Sets can only have unique values. {1, 2, 3} is ok, but {1, 2, 2, 3} will result in {1, 2, 3}
Does this sound like your problem? I wrote a example program that does what you're looking for. Most of it is collecting each files first column into their own set. Then finally it runs set.intersection(other_sets) to produce the unique strings (or words).

Code:
$ ./similar_words.py file*.txt
rs12
Code:
#!/usr/bin/env python3                                                          
                                                                                
import csv                                                                      
import sys                                                                      
                                                                                
list_unique_words = list()                                                      
for _file in sys.argv[1:]:                                                      
    with open(_file) as f:                                                      
        unique_words = {row[0] for row in csv.reader(f, delimiter=' ')}         
        list_unique_words.append(unique_words)                                  
                                                                                
source_set = list_unique_words[0]                                               
other_sets = list_unique_words[1:]                                              
for word in source_set.intersection(*other_sets):                               
    print(word)
EDIT:
This seemed useful to me, so I made it a little more generic.

Code:
./similar_words.py -h
usage: Parse files for similar columns [-h] [-c COLUMN] [-d DELIMITER]
                                       [-f FILE]

optional arguments:
  -h, --help            show this help message and exit
  -c COLUMN, --column COLUMN
  -d DELIMITER, --delimiter DELIMITER
  -f FILE, --file FILE
This does the default behavior:
Code:
./similar_words.py -d ' ' -c 1 file*.txt
rs12
... But you can now use --delimiter (-d) to change the delimiter and --column (-c) to change which column.
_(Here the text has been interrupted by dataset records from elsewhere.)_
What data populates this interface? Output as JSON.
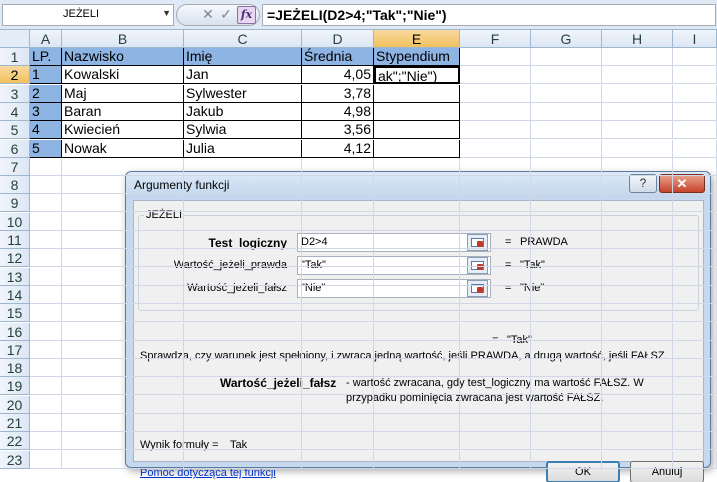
{
  "formula_bar": {
    "name_box": "JEŻELI",
    "name_box_arrow": "▼",
    "cancel_icon": "✕",
    "enter_icon": "✓",
    "fx_label": "fx",
    "formula": "=JEŻELI(D2>4;\"Tak\";\"Nie\")"
  },
  "columns": [
    "A",
    "B",
    "C",
    "D",
    "E",
    "F",
    "G",
    "H",
    "I"
  ],
  "rows": [
    "1",
    "2",
    "3",
    "4",
    "5",
    "6",
    "7",
    "8",
    "9",
    "10",
    "11",
    "12",
    "13",
    "14",
    "15",
    "16",
    "17",
    "18",
    "19",
    "20",
    "21",
    "22",
    "23"
  ],
  "table": {
    "headers": [
      "LP.",
      "Nazwisko",
      "Imię",
      "Średnia",
      "Stypendium"
    ],
    "rows": [
      [
        "1",
        "Kowalski",
        "Jan",
        "4,05",
        "ak\";\"Nie\")"
      ],
      [
        "2",
        "Maj",
        "Sylwester",
        "3,78",
        ""
      ],
      [
        "3",
        "Baran",
        "Jakub",
        "4,98",
        ""
      ],
      [
        "4",
        "Kwiecień",
        "Sylwia",
        "3,56",
        ""
      ],
      [
        "5",
        "Nowak",
        "Julia",
        "4,12",
        ""
      ]
    ]
  },
  "dialog": {
    "title": "Argumenty funkcji",
    "help_label": "?",
    "close_label": "✕",
    "function_name": "JEŻELI",
    "args": [
      {
        "label": "Test_logiczny",
        "value": "D2>4",
        "eq": "=",
        "result": "PRAWDA"
      },
      {
        "label": "Wartość_jeżeli_prawda",
        "value": "\"Tak\"",
        "eq": "=",
        "result": "\"Tak\""
      },
      {
        "label": "Wartość_jeżeli_fałsz",
        "value": "\"Nie\"",
        "eq": "=",
        "result": "\"Nie\""
      }
    ],
    "overall_eq": "=",
    "overall_result": "\"Tak\"",
    "description": "Sprawdza, czy warunek jest spełniony, i zwraca jedną wartość, jeśli PRAWDA, a drugą wartość, jeśli FAŁSZ.",
    "arg_desc_name": "Wartość_jeżeli_fałsz",
    "arg_desc_text": "- wartość zwracana, gdy test_logiczny ma wartość FAŁSZ. W przypadku pominięcia zwracana jest wartość FAŁSZ.",
    "result_label": "Wynik formuły =",
    "result_value": "Tak",
    "help_link": "Pomoc dotycząca tej funkcji",
    "ok_label": "OK",
    "cancel_label": "Anuluj"
  }
}
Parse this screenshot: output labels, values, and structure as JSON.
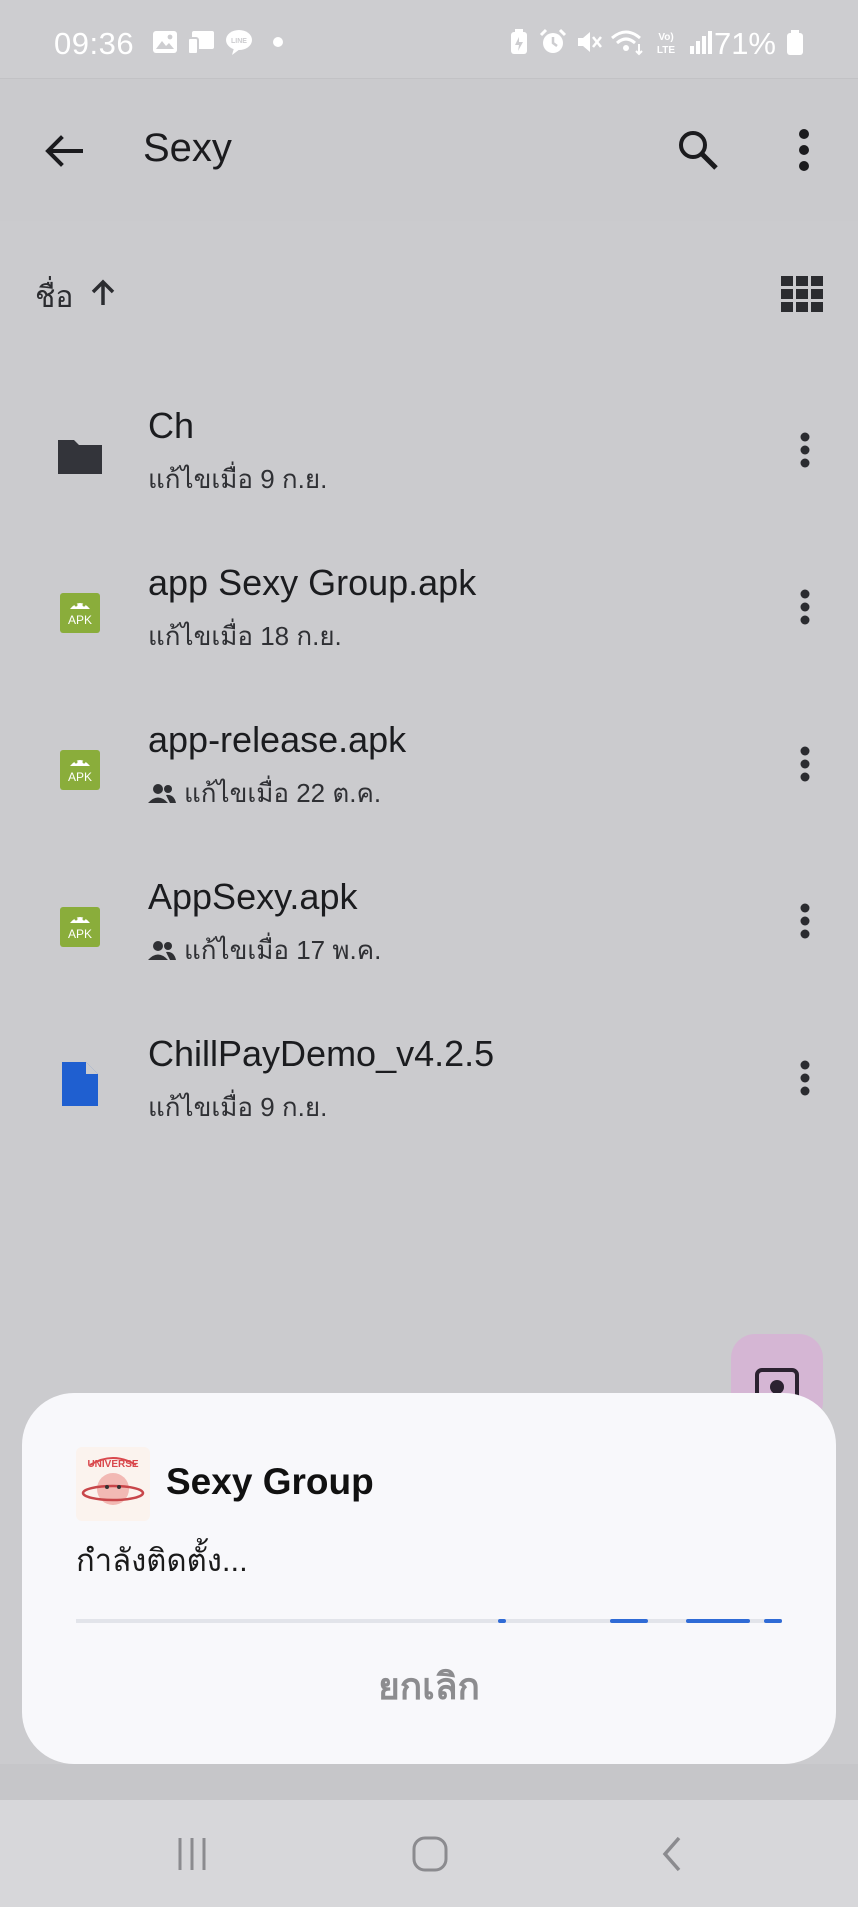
{
  "status_bar": {
    "time": "09:36",
    "battery": "71%",
    "icons": [
      "gallery-icon",
      "cast-icon",
      "line-icon",
      "dot-icon",
      "battery-saver-icon",
      "alarm-icon",
      "mute-icon",
      "wifi-icon",
      "volte-icon",
      "signal-icon",
      "battery-icon"
    ]
  },
  "app_bar": {
    "title": "Sexy",
    "back_icon": "back-arrow-icon",
    "search_icon": "search-icon",
    "more_icon": "more-vert-icon"
  },
  "toolbar": {
    "sort_label": "ชื่อ",
    "sort_icon": "arrow-up-icon",
    "view_icon": "grid-view-icon"
  },
  "files": [
    {
      "name": "Ch",
      "meta": "แก้ไขเมื่อ 9 ก.ย.",
      "type": "folder",
      "shared": false
    },
    {
      "name": "app Sexy Group.apk",
      "meta": "แก้ไขเมื่อ 18 ก.ย.",
      "type": "apk",
      "shared": false
    },
    {
      "name": "app-release.apk",
      "meta": "แก้ไขเมื่อ 22 ต.ค.",
      "type": "apk",
      "shared": true
    },
    {
      "name": "AppSexy.apk",
      "meta": "แก้ไขเมื่อ 17 พ.ค.",
      "type": "apk",
      "shared": true
    },
    {
      "name": "ChillPayDemo_v4.2.5",
      "meta": "แก้ไขเมื่อ 9 ก.ย.",
      "type": "doc",
      "shared": false
    }
  ],
  "apk_badge": "APK",
  "dialog": {
    "app_name": "Sexy Group",
    "logo_text": "UNIVERSE",
    "status": "กำลังติดตั้ง...",
    "cancel_label": "ยกเลิก"
  },
  "colors": {
    "apk_green": "#8aad3b",
    "doc_blue": "#1f5fd0",
    "folder_dark": "#33343a",
    "progress_blue": "#2f6bd6"
  }
}
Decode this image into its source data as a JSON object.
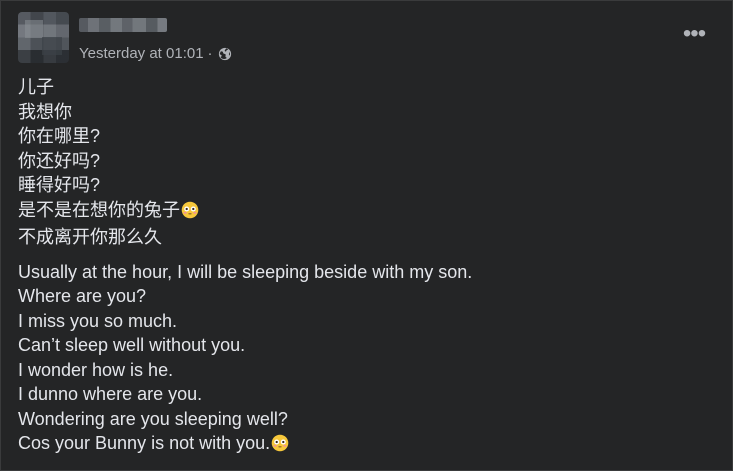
{
  "post": {
    "timestamp": "Yesterday at 01:01",
    "separator": "·",
    "privacy_icon": "globe-icon",
    "menu_icon": "more-horizontal-icon",
    "content": {
      "chinese_lines": [
        "儿子",
        "我想你",
        "你在哪里?",
        "你还好吗?",
        "睡得好吗?",
        "是不是在想你的兔子",
        "不成离开你那么久"
      ],
      "english_lines": [
        "Usually at the hour, I will be sleeping beside with my son.",
        "Where are you?",
        "I miss you so much.",
        "Can’t sleep well without you.",
        "I wonder how is he.",
        "I dunno where are you.",
        "Wondering are you sleeping well?",
        "Cos your Bunny is not with you."
      ],
      "emoji": "flushed-face"
    }
  },
  "colors": {
    "background": "#242526",
    "text": "#e4e6eb",
    "secondary_text": "#b0b3b8"
  }
}
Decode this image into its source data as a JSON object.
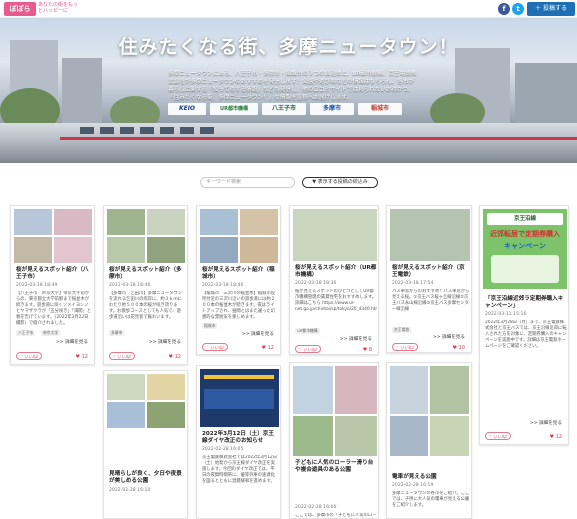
{
  "header": {
    "logo": "ぽぽら",
    "logo_sub": "あなたの街をもっとハッピーに",
    "fb": "f",
    "tw": "t",
    "post_button": "＋ 投稿する"
  },
  "hero": {
    "title": "住みたくなる街、多摩ニュータウン！",
    "description": "多摩ニュータウンにある、八王子市・多摩市・稲城市の３つの自治体と、UR都市機構、京王電鉄株式会社が多摩ニュータウンのおすすめを発信します！公園や遊び場などの情報はもちろん、各市が暮らしに関する「知って得する情報」なども発信し、他の口コミサイトでは見られないお得かつ、「住みたくなる街、多摩ニュータウン！」な情報を皆様へお届けします。",
    "logos": [
      "KEIO",
      "UR都市機構",
      "八王子市",
      "多摩市",
      "稲城市"
    ]
  },
  "search": {
    "placeholder": "キーワード検索",
    "filter_label": "表示する投稿の絞込み"
  },
  "cards": [
    {
      "title": "桜が見えるスポット紹介（八王子市）",
      "date": "2022-03-18 18:49",
      "body": "【八王子市　帝京大学】帝京大学前からの、東京都立大学前駅まで桜並木が続きます。遊歩道に咲くソメイヨシノとヤマザクラが「五分咲き」「満開」と春を告げています。（2022年3月22日撮影）で紹介されました。",
      "tags": [
        "八王子市",
        "帝京大学"
      ],
      "more": ">> 詳細を見る",
      "like": "いいね!",
      "count": "12"
    },
    {
      "title": "桜が見えるスポット紹介（多摩市）",
      "date": "2022-03-18 18:46",
      "body": "【多摩市　乞田川】多摩ニュータウンを流れる乞田川の両岸に、約３ｋｍにわたり約５００本の桜が咲き誇ります。お散歩コースとしても人気で、遊歩道沿いは花見客で賑わいます。",
      "tags": [
        "多摩市"
      ],
      "more": ">> 詳細を見る",
      "like": "いいね!",
      "count": "12"
    },
    {
      "title": "桜が見えるスポット紹介（稲城市）",
      "date": "2022-03-18 18:40",
      "body": "【稲城市　三沢川の桜並木】稲城市役所付近の三沢川沿いの遊歩道には約２００本の桜並木が続きます。夜はライトアップされ、昼間とはまた違った幻想的な雰囲気を楽しめます。",
      "tags": [
        "稲城市"
      ],
      "more": ">> 詳細を見る",
      "like": "いいね!",
      "count": "12"
    },
    {
      "title": "桜が見えるスポット紹介（UR都市機構）",
      "date": "2022-03-18 18:36",
      "body": "桜が見えるスポットのひとつとしてUR都市機構管理の賃貸住宅をおすすめします。詳細はこちら https://www.ur-net.go.jp/chintai/sp/tokyo/20_4340.html",
      "tags": [
        "UR都市機構"
      ],
      "more": ">> 詳細を見る",
      "like": "いいね!",
      "count": "8"
    },
    {
      "title": "桜が見えるスポット紹介（京王電鉄）",
      "date": "2022-03-18 17:54",
      "body": "バス車窓からのおすすめ！バス車窓から見える桜。①京王バス桜ヶ丘線沿線②京王バス永山線沿線③京王バス多摩センター線沿線",
      "tags": [
        "京王電鉄"
      ],
      "more": ">> 詳細を見る",
      "like": "いいね!",
      "count": "10"
    },
    {
      "title": "「京王沿線近郊ラ定期券購入キャンペーン」",
      "date": "2022-03-11 15:16",
      "body": "2022年3月28日（月）まで、京王電鉄株式会社と京王バスでは、京王沿線近郊に転入された方を対象に、定期券購入のキャンペーンを実施中です。詳細は京王電鉄ホームページをご確認ください。",
      "tags": [],
      "more": ">> 詳細を見る",
      "like": "いいね!",
      "count": "12"
    },
    {
      "title": "見晴らしが良く、夕日や夜景が美しめる公園",
      "date": "2022-02-28 16:10",
      "body": "",
      "tags": [],
      "more": "",
      "like": "",
      "count": ""
    },
    {
      "title": "2022年3月12日（土）京王線ダイヤ改正のお知らせ",
      "date": "2022-02-28 16:05",
      "body": "京王電鉄株式会社では2022年3月12日（土）始発から京王線ダイヤ改正を実施します。今回のダイヤ改正では、平日の夜間時間帯に、優等列車の速達化を図るとともに混雑緩和を進めます。",
      "tags": [],
      "more": "",
      "like": "",
      "count": ""
    },
    {
      "title": "子どもに人気のローラー滑り台や複合遊具のある公園",
      "date": "2022-02-28 16:00",
      "body": "ここでは、多摩市の「子どもに人気のローラー滑り台」",
      "tags": [],
      "more": "",
      "like": "",
      "count": ""
    },
    {
      "title": "電車が見える公園",
      "date": "2022-02-28 16:19",
      "body": "多摩ニュータウンの各市をご紹介。ここでは、子供に大人気の電車が見える公園をご紹介します。",
      "tags": [],
      "more": "",
      "like": "",
      "count": ""
    }
  ],
  "ad": {
    "top": "京王沿線",
    "headline": "近郊転居で定期券購入",
    "sub": "キャンペーン"
  },
  "colors": {
    "accent": "#1f6fb5",
    "like": "#d6425b",
    "logo": "#e85b8c"
  }
}
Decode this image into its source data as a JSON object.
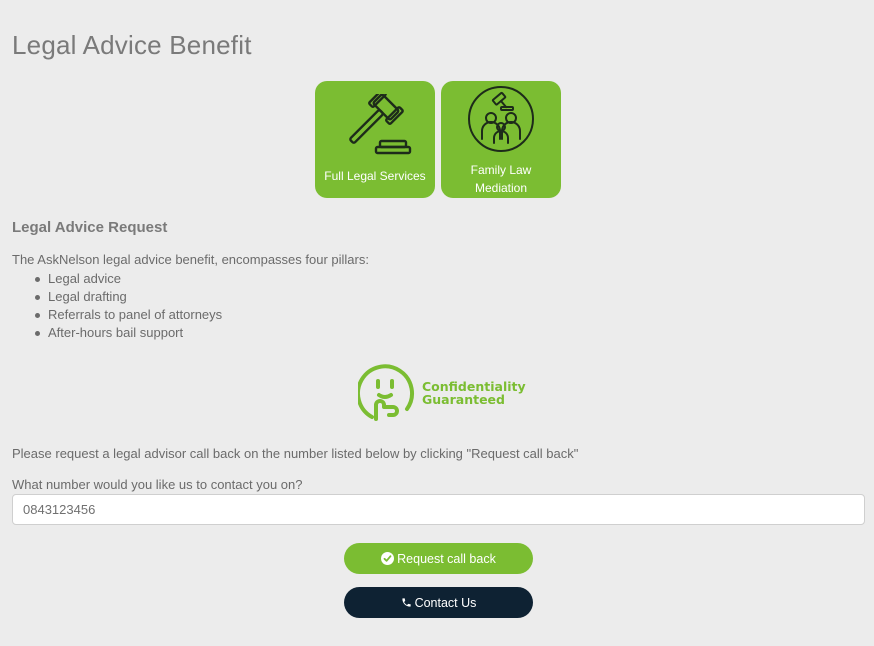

You can also use --file (-f) to specify a file, but it's useless unless you use it more then once (eg -f file1.txt -f file2.txt)

Code:
#!/usr/bin/env python3

import csv
import sys
import argparse

parser = argparse.ArgumentParser('Parse files for similar columns')
parser.add_argument('-c', '--column',
        type=int,
        default=1,
        )
parser.add_argument('-d', '--delimiter',
        type=str,
        default=' ',
        )
parser.add_argument('-f', '--file',
        type=str,
        action='append',
        )
args, other_args = parser.parse_known_args()
files = args.file if args.file else other_args

list_unique_words = list()
for _file in files:
    with open(_file) as f:
        unique_words = {row[args.column - 1] 
                for row in csv.reader(f, delimiter=args.delimiter)}
        list_unique_words.append(unique_words)

source_set = list_unique_words[0]
other_sets = list_unique_words[1:]
for word in source_set.intersection(*other_sets):
    print(word)

Last edited by Sefyir; 08-09-2017 at 10:06 AM.